Why do we do this anyway: klezmer as Jewish youth subculture
Judaism, Wntr, 1998 by Alicia Svigals
Of course, '90s revivalists also hear what we want to in that "Rorschach blot," like the power chords I heard in Brandwein's "Terkish Bulgarish" which led to the Klezmatics' arrangement of that tune on "Rhythm and Jews." And the Klezmatics also sometimes speed up tempos, but in an emulation of a punk, rather than a cartoon, aesthetic.
* For Our Own Language
My grandmother's sister, who was a native Yiddish speaker, used to deny Yiddish was really a language, calling it a "dzargon." Similarly, journalists and music critics repeatedly emphasize the supposedly hodge-podge nature of klezmer, calling it a mix of everything from polkas to calypso.
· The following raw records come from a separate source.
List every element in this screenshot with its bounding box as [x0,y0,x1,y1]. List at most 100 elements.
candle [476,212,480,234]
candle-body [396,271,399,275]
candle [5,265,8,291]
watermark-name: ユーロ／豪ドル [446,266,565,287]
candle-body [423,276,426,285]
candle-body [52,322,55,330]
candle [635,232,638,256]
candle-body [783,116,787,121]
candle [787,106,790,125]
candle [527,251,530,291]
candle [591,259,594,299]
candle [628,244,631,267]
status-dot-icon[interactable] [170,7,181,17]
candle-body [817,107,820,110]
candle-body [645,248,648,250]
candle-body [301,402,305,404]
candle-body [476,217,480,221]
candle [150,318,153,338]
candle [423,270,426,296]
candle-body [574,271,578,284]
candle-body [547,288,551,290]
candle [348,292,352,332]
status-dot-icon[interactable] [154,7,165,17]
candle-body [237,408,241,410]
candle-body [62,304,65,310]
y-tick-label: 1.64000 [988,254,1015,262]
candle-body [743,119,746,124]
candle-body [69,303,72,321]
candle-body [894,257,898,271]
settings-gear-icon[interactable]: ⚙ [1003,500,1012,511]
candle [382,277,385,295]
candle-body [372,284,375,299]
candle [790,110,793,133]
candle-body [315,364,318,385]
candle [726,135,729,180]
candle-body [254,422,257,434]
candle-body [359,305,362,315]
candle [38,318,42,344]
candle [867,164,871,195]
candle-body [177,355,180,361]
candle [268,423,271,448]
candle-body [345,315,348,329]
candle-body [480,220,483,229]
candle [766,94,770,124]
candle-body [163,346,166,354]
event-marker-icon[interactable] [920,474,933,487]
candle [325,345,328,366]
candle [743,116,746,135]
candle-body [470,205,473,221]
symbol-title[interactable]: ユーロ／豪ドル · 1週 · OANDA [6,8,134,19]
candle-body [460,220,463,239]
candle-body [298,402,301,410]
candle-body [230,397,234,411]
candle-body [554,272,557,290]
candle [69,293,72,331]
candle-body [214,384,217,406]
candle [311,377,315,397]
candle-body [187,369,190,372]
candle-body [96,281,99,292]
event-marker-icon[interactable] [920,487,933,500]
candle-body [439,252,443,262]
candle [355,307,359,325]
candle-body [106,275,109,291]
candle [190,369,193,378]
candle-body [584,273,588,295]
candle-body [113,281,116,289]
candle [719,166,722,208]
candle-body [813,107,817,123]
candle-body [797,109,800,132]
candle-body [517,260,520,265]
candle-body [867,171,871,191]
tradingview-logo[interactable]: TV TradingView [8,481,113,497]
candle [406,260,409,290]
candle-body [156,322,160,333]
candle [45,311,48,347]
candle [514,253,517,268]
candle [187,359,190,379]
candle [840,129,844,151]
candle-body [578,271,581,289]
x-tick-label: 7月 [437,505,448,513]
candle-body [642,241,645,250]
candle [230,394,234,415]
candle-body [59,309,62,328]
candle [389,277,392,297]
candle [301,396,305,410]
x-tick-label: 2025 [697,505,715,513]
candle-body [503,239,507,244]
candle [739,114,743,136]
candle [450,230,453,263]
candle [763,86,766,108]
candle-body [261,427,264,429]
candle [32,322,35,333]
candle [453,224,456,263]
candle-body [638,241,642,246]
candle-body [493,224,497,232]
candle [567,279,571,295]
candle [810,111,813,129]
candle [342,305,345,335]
In fact, neither is true - Yiddish is a language-Yiddish linguist Max Weinreich used to say "a dialect is a language without an army" - and klezmer is an idiom with its own stylistic unity and integrity. Like any musical language, klezmer needs to be studied and absorbed so it can be spoken with a native accent.
Perhaps this tendency of American Jews to deny the legitimacy of our language and music is a reflection of low Jewish self-esteem or of a desire to assimilate. Or maybe, like comic "Uncle Tom-ing," it's the strategy a minority culture comes up with to avoid antagonizing the often-hostile majority - in this case, a self-representation that says, "Don't worry, we're just like you; we don't really have our own language and we're not really a group apart."
* Against Folk-Fetishism and a False Definition of "Authenticity"
A corollary to the idea that this is our music is the notion that having inherited it, we can now do with it whatever we wish. I want to play authentic Jewish folk music - but not in the sense of reifying a particular slice of Jewish musical history, such as, say, the 1920s. There are defining elements of klezmer style (melodic types, ornamentation) which have remained constant over time, but as a musician, I know that every musical idiom constantly changes and interacts with other musics, and the 1920s were no more "authentic" a period than any other. Rather, I believe in playing "authentically" in the sense of being true to oneself. My hope is that now that we're becoming fluent in our language, we can go beyond simply reciting a received text to speak spontaneously in our own voices.
One of the most interesting new developments in the Yiddishist movement and the klezmer revival is a move towards a kind of twenty-something, in-your-face radicalism, which carries the banner of Yiddish culture as a symbol of unapologetic Jewish pride a la "Queer Nation." Among klezmer bands, this approach is represented by the Klezmatics, with our "out" presentation and our tendency to mine the rich socialist Jewish past for songs we can relate to (like "Dzhankhoye," whose lyrics include an admonition to "spit in the anti-Semites' faces"). The wider Yiddishist scene owes this new trend in large part to the growing "Queer Yiddishist" movement, made up of Queer Nation types who also identify as Yiddishist, and who bring a queer radical sensibility to Yiddishism. In fact, among progressives of all stripes, gays in particular have found a home in the new secular Yiddishist environment from the start, surprising each other and everyone else with our unexpectedly large numbers at Klezkamp, the YIVO summer program, and on the staffs of YIVO and the National Yiddish Book Center. As younger gays started showing up, they brought Queer sensibility, and then Queer Yiddishism, with them.